The thrust of sections 104 and 512 is to allow those persons who serve in the armed forces of nations that are allied with the United States in the prosecution of war against a common enemy to receive the protective features of the Act to the same extent as soldiers in the armed forces of the United States.
Both sections contemplate that those who serve in allied armed forces will resume citizenship sometime after their service with these allied forces. In a set of circumstances involving section 104, a United States citizen serving in a foreign armed force allied to the United States in the prosecution of any war would get the benefits of all the sections of the Act, with the exception of sections 501 to 511, as long as he/she received an honorable discharge from the allied armed force. Arguably, the present statutory requirement of section 104 that the former citizen must intend to resume United States citizenship before section 104 would be operative could be avoided as a result of the Supreme Court decision in Afroyim v. Rusk. Section 512 of the Act would likewise be affected.
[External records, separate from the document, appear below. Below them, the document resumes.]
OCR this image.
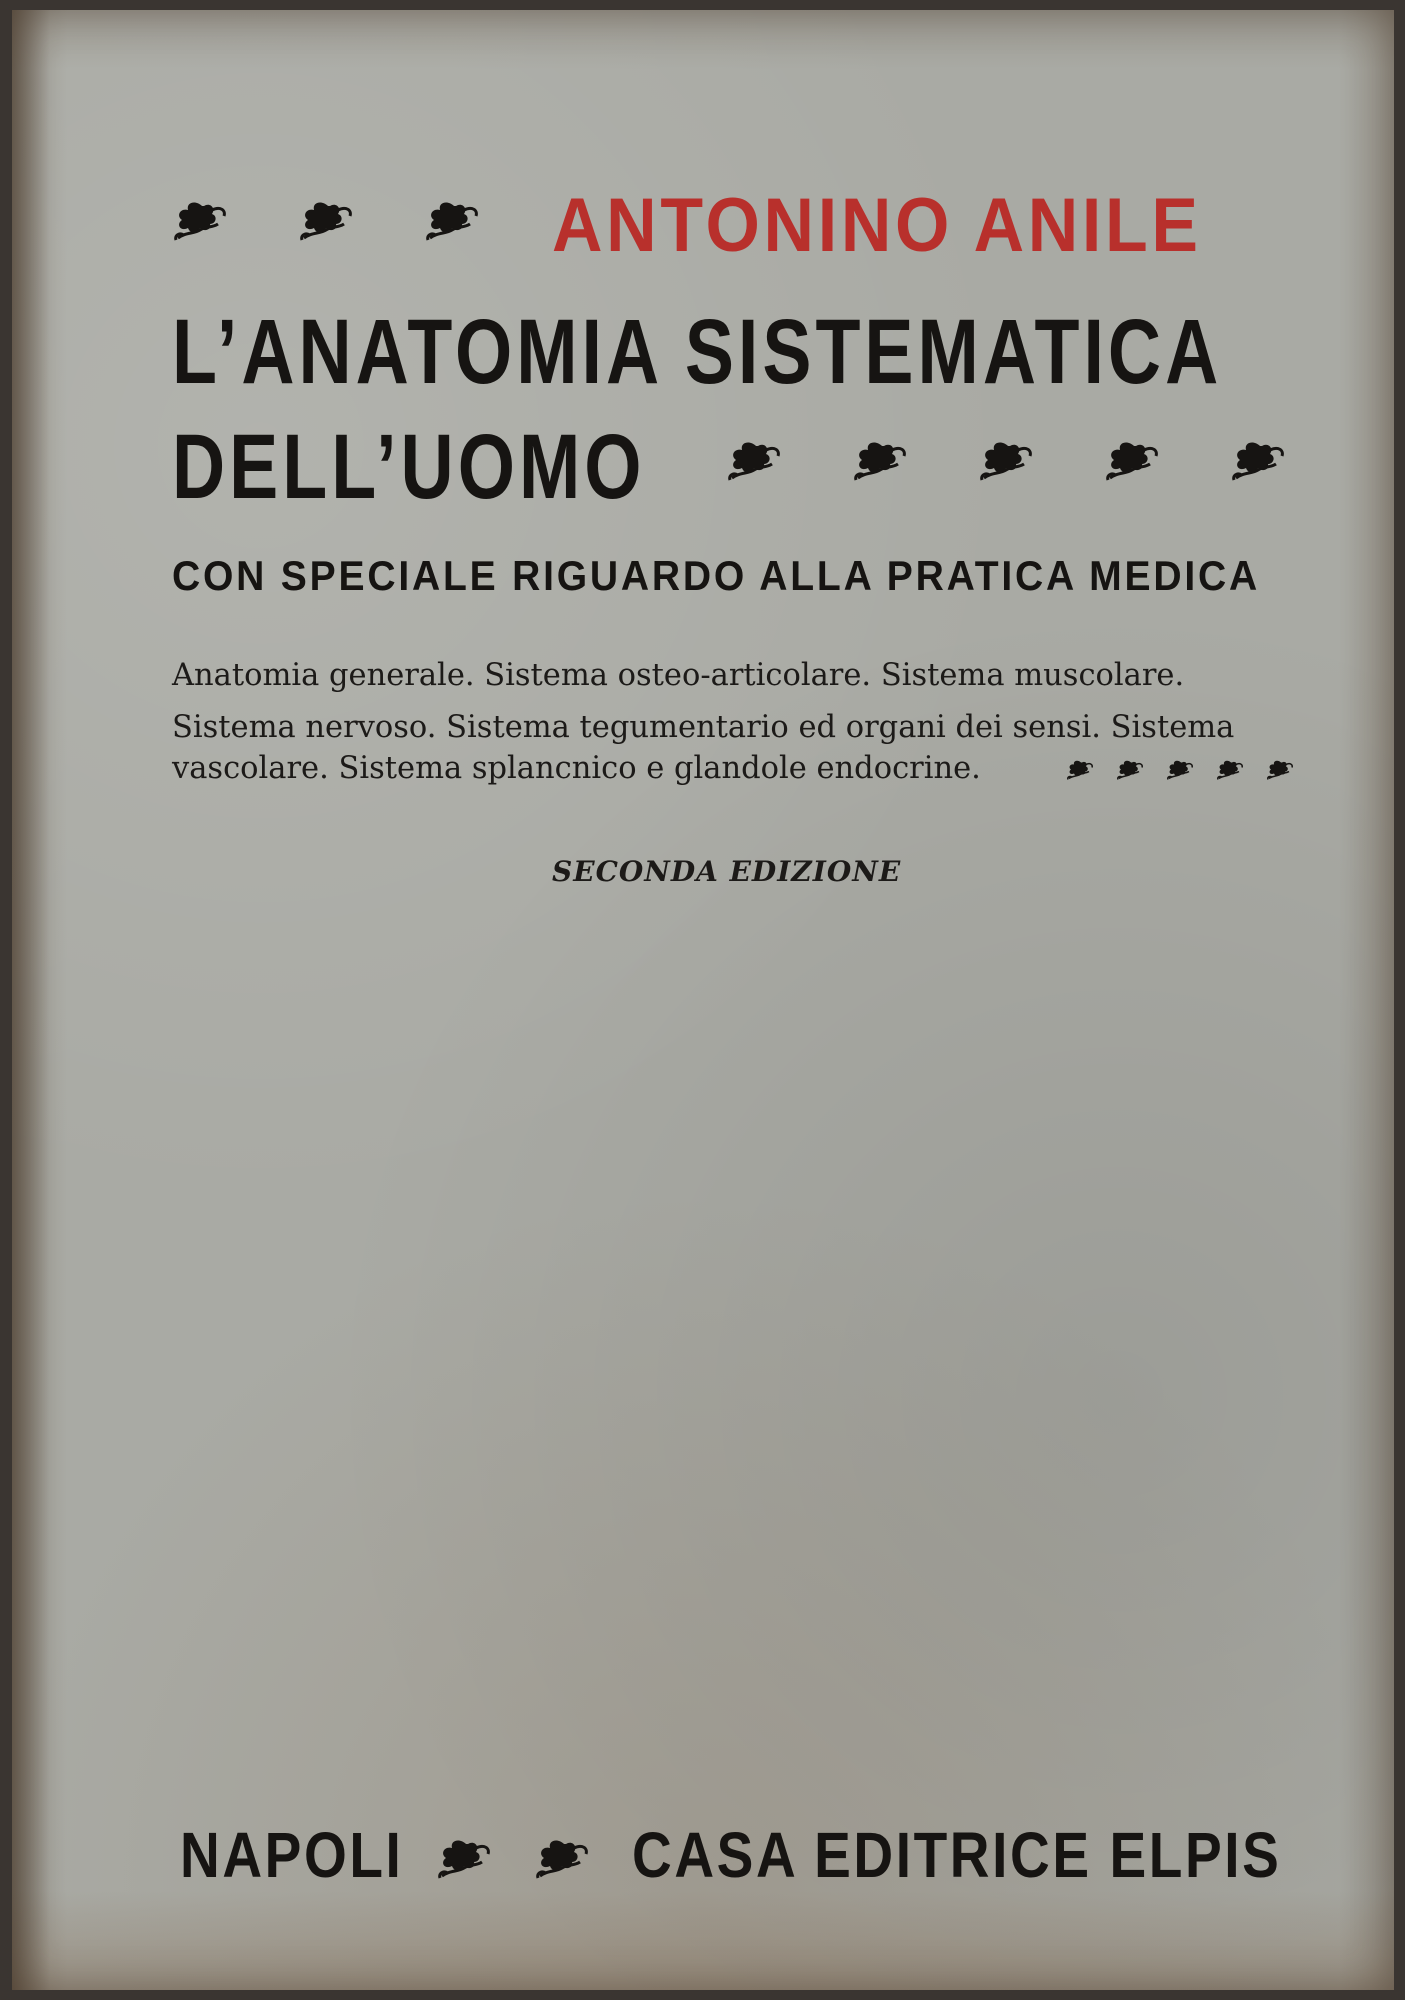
ANTONINO ANILE
L’ANATOMIA SISTEMATICA
DELL’UOMO
CON SPECIALE RIGUARDO ALLA PRATICA MEDICA
Anatomia generale. Sistema osteo-articolare. Sistema muscolare.
Sistema nervoso. Sistema tegumentario ed organi dei sensi. Sistema
vascolare. Sistema splancnico e glandole endocrine.
SECONDA EDIZIONE
NAPOLI	CASA EDITRICE ELPIS
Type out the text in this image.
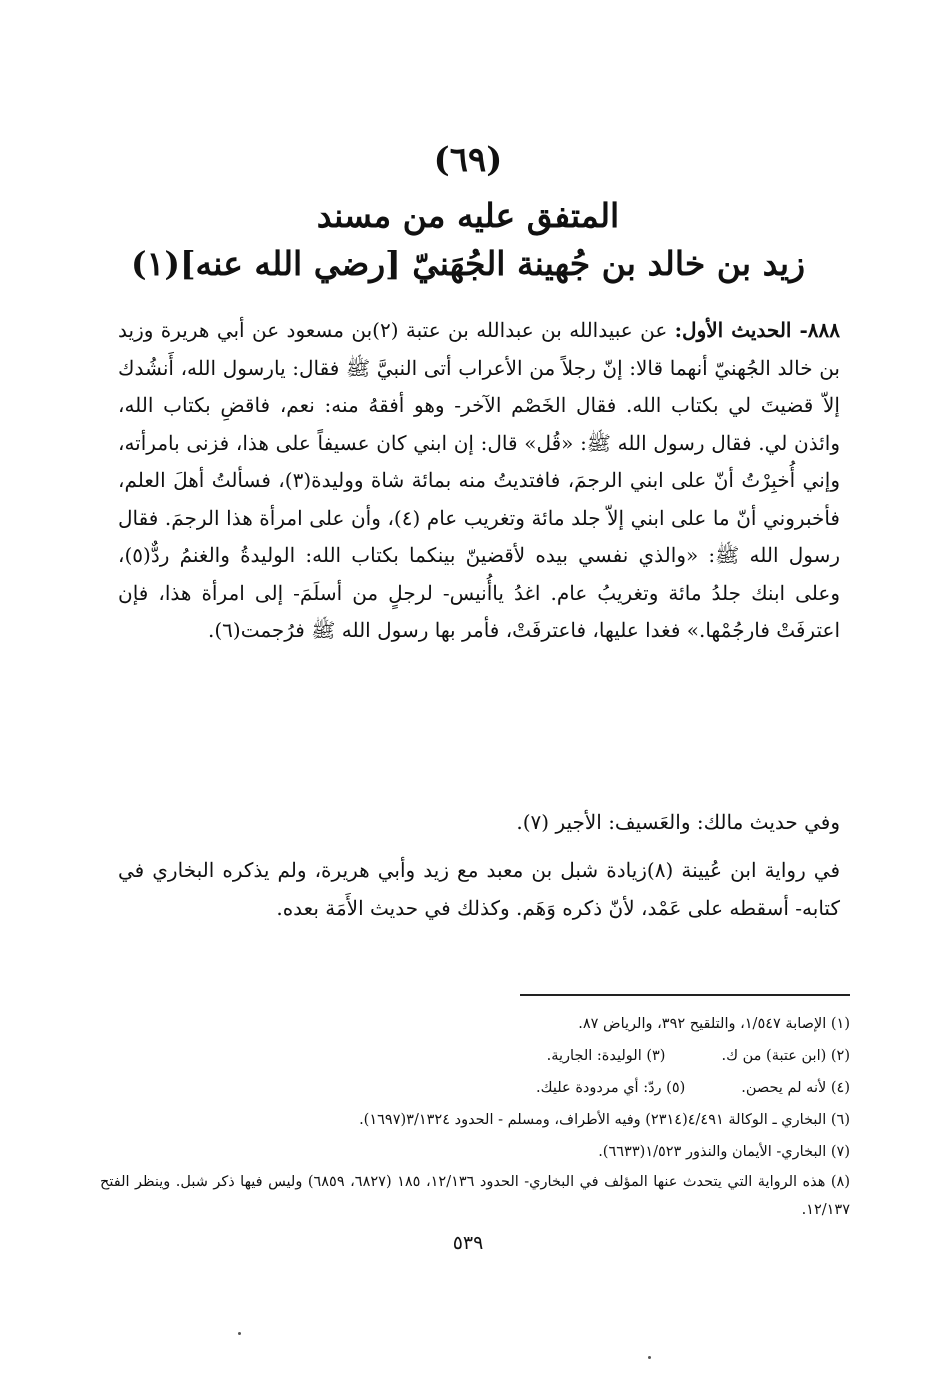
(٦٩)
المتفق عليه من مسند
زيد بن خالد بن جُهينة الجُهَنيّ [رضي الله عنه](١)

٨٨٨- الحديث الأول: عن عبيدالله بن عبدالله بن عتبة (٢)بن مسعود عن أبي هريرة وزيد بن خالد الجُهنيّ أنهما قالا: إنّ رجلاً من الأعراب أتى النبيَّ ﷺ فقال: يارسول الله، أَنشُدك إلاّ قضيتَ لي بكتاب الله. فقال الخَصْم الآخر- وهو أفقهُ منه: نعم، فاقضِ بكتاب الله، وائذن لي. فقال رسول الله ﷺ: «قُل» قال: إن ابني كان عسيفاً على هذا، فزنى بامرأته، وإني أُخبِرْتُ أنّ على ابني الرجمَ، فافتديتُ منه بمائة شاة ووليدة(٣)، فسألتُ أهلَ العلم، فأخبروني أنّ ما على ابني إلاّ جلد مائة وتغريب عام (٤)، وأن على امرأة هذا الرجمَ. فقال رسول الله ﷺ: «والذي نفسي بيده لأقضينّ بينكما بكتاب الله: الوليدةُ والغنمُ ردٌّ(٥)، وعلى ابنك جلدُ مائة وتغريبُ عام. اغدُ ياأُنيس- لرجلٍ من أسلَمَ- إلى امرأة هذا، فإن اعترفَتْ فارجُمْها.» فغدا عليها، فاعترفَتْ، فأمر بها رسول الله ﷺ فرُجمت(٦).

وفي حديث مالك: والعَسيف: الأجير (٧).

في رواية ابن عُيينة (٨)زيادة شبل بن معبد مع زيد وأبي هريرة، ولم يذكره البخاري في كتابه- أسقطه على عَمْد، لأنّ ذكره وَهَم. وكذلك في حديث الأَمَة بعده.

(١) الإصابة ١/٥٤٧، والتلقيح ٣٩٢، والرياض ٨٧.

(٢) (ابن عتبة) من ك.
(٣) الوليدة: الجارية.
(٤) لأنه لم يحصن.
(٥) ردّ: أي مردودة عليك.

(٦) البخاري ـ الوكالة ٤/٤٩١(٢٣١٤) وفيه الأطراف، ومسلم - الحدود ٣/١٣٢٤(١٦٩٧).

(٧) البخاري- الأيمان والنذور ١/٥٢٣(٦٦٣٣).

(٨) هذه الرواية التي يتحدث عنها المؤلف في البخاري- الحدود ١٢/١٣٦، ١٨٥ (٦٨٢٧، ٦٨٥٩) وليس فيها ذكر شبل. وينظر الفتح ١٢/١٣٧.

٥٣٩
Extension of Benefits to Persons Ordered to Report for Induction or Military Service
(50 U.S.C. App. § 516)
Congress added section 106 to the Act in 1942 with the express intent of providing draftees and enlisted reservists ordered to active duty with the benefits of the first three articles of the Act [50 U.S.C. §§ 510-36 (1946)] in the period between the time they received orders to active duty and the time when they reported for duty. The Selective Training and Service Act of 1940, as amended, and mentioned in section 106, has been replaced by similar updated provisions. The 1991 amendments provided coverage to any member of a Reserve Component, officer as well as enlisted, from the time he or she received orders to report for active duty.
Persons ordered to active duty under the draft law report in accordance with the Military Selective Service Act. An individual ordered to report for induction is within the purview of section 106 even though the induction process has not been completed.